El orgullo surge en diversos ámbitos. Uno de los más peligrosos es el ámbito intelectual, que surge en el mundo del espíritu.
A lo largo de la historia ese orgullo intelectual ha herido a miles de seres humanos, hasta llevarles a defender su completa autonomía y a despreciar a otros al considerarlos ignorantes, inferiores, incultos.
Sobre este tema, un sacerdote carmelita, el Padre María Eugenio del Niño Jesús (1894-1967), beatificado en el año 2016, escribía:
“Al enfrentar la inteligencia contra el objeto de la fe, el libre examen protestante ha exaltado el orgullo de la inteligencia. Al proclamar los derechos absolutos de la razón, la Revolución francesa ha hecho de ello un pecado social. Los descubrimientos de la ciencia, pareciendo que justifican las pretensiones de la razón por un dominio supremo sobre todas las realidades de la tierra para excluir de ellas definitivamente a Dios, lo han convertido en un pecado casi imperdonable para la generalidad de los espíritus de nuestro tiempo” (“Quiero ver a Dios”, Editorial de Espiritualidad, Madrid 2002, p. 404).
En las líneas siguientes de esa misma página, el Padre María Eugenio describía los últimos frutos de ese orgullo de la inteligencia y su presencia en nuestros días:
“Este pecado social, cuyos últimos frutos son el agnosticismo filosófico, el liberalismo político y el laicismo escolar -de los que está saturada la atmósfera-, ha penetrado en los medios mejor preservados y se traduce en la costumbre de apelar al tribunal del propio juicio y en la dificultad de someterse al simple testimonio de la autoridad. La fe se hace así más exigente de luces precisas y, menos sumisa, camina más lentamente en la oscuridad hacia su objeto divino. Es este orgullo, causa de la apostasía de las masas, el que niega a tantas almas sedientas de luz y de vida el acceso a las fuentes que podrían apagar su ardiente sed; el que, asimismo, detiene a tantas inteligencias distinguidas, creyentes no obstante, ante las oscuridades divinas donde no se entra sino por la mirada simple de la contemplación”.

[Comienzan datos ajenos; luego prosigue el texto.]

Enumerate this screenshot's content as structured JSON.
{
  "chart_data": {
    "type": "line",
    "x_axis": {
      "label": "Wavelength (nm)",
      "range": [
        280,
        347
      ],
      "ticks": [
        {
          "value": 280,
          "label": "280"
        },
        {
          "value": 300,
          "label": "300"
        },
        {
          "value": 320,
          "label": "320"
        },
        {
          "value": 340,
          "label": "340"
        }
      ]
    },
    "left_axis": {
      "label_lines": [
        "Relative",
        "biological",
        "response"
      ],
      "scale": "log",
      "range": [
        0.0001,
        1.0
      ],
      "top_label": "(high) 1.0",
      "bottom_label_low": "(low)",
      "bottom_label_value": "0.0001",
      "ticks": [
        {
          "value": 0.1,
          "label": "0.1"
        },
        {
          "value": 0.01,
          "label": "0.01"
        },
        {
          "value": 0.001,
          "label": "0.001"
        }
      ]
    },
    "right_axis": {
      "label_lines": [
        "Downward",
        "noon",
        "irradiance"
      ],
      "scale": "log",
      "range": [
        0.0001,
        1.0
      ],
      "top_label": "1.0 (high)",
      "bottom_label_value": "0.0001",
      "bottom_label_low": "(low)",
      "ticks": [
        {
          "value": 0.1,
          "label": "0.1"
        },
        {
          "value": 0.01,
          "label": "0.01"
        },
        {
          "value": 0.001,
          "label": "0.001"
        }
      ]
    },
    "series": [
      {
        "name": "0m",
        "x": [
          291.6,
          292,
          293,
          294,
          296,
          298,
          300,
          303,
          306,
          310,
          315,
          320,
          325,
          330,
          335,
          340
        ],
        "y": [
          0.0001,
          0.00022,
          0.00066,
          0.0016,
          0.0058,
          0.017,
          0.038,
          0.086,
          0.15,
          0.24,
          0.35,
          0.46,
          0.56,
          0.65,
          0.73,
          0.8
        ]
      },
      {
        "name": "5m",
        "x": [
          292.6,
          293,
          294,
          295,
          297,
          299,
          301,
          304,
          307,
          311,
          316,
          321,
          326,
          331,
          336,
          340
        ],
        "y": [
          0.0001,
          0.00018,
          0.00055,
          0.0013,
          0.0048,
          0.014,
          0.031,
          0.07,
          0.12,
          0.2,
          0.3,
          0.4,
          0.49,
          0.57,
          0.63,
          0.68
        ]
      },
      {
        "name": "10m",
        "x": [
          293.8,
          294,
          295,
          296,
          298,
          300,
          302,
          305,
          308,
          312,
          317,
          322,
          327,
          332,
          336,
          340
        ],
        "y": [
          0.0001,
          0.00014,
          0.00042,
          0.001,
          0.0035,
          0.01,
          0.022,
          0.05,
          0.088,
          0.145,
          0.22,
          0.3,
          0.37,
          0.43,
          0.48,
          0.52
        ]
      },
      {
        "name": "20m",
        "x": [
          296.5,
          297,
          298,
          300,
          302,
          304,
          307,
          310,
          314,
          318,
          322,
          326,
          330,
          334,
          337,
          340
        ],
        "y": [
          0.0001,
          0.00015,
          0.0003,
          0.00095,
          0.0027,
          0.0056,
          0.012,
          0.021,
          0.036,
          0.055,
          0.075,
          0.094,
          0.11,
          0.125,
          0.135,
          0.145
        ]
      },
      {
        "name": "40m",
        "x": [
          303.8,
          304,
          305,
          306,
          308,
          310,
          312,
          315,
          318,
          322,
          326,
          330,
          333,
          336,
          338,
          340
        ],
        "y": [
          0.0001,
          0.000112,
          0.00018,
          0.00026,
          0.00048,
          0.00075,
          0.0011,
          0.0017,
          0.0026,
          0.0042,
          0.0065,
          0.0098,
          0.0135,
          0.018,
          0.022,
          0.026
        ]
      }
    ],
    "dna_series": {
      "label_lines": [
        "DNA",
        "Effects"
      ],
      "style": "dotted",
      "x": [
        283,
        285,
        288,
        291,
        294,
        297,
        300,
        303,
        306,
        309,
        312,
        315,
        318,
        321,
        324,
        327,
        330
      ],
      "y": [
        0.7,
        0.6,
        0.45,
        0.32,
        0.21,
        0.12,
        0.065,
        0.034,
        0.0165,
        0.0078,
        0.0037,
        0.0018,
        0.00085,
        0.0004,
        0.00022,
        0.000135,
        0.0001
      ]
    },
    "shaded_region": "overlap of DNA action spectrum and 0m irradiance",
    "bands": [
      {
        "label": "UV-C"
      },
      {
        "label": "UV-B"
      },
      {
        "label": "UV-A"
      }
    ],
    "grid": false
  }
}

En otra sección de la obra antes citada, el Padre María Eugenio había fijado la atención sobre diferentes daños provocados por el orgullo en la inteligencia humana, con un diagnóstico semejante al apenas reproducido:
“Al proclamar el principio del libre examen, la Reforma protestante sustrajo la inteligencia a la autoridad de la Iglesia, la separó progresivamente de los dogmas y de todas las obligaciones. Así liberada, a la razón se la deifica bajo la Revolución francesa y proclama sus derechos absolutos. Reina en todos los terrenos, llega a ser sucesivamente deísta, atea y, en su aislamiento, termina dudando de sí misma y de todas las percepciones de los sentidos. Ha renunciado a lo sobrenatural y perdido el gusto por las especulaciones metafísicas. Se ha vuelto a la materia para mejorar la vida terrestre del hombre. Los descubrimientos científicos que han recompensado su nuevo celo han aumentado su confianza en sí misma; pero, al aumentar el bienestar y disminuir el esfuerzo, han contribuido a la anemia del cuerpo al que debían servir. Un individualismo orgulloso, enemigo de toda imposición de la autoridad, que exalta el egoísmo personal, se implantó en las costumbres; un individualismo inquieto, porque incluso con placeres siempre nuevos no podrían aplacar la necesidad profunda de nuestra alma creada para el Infinito” (“Quiero ver a Dios”, p. 104).
Se trata de un análisis que sorprende al describir tan de cerca nuestros días, y porque en tantos ambientes se palpan dramáticamente las consecuencias de ese orgullo de la inteligencia, de tantas formas de soberbia que rompen con Dios y llevan al desprecio del hermano.
Basta con mirar los últimos dos siglos: dos guerras mundiales, el uso destructivo de conquistas técnicas, la explotación de millones de personas, el aborto legalizado e incluso pagado por el algunos Estados como “servicio público”, la plaga del divorcio, las leyes que destruyen la identidad y naturaleza del matrimonio y la familia…
Parece un panorama desolador, que explican la famosa frase del Papa Pío XII: “el pecado del siglo es la pérdida del sentido del pecado” (Radio Mensaje, 26 de octubre de 1946).
Para superar el orgullo intelectual y todos los males que de él derivan, el camino es sencillo: la humildad. Con ella las mentes se abren a Dios y a la luz de la fe, al mismo tiempo que se reconocen los propios pecados.
A la luz de este diagnóstico, entendemos la riqueza sanadora de las palabras de Jesucristo: “Yo te bendigo, Padre, Señor del cielo y de la tierra, porque has ocultado estas cosas a sabios e inteligentes, y se las has revelado a pequeños” (Mt 11,25).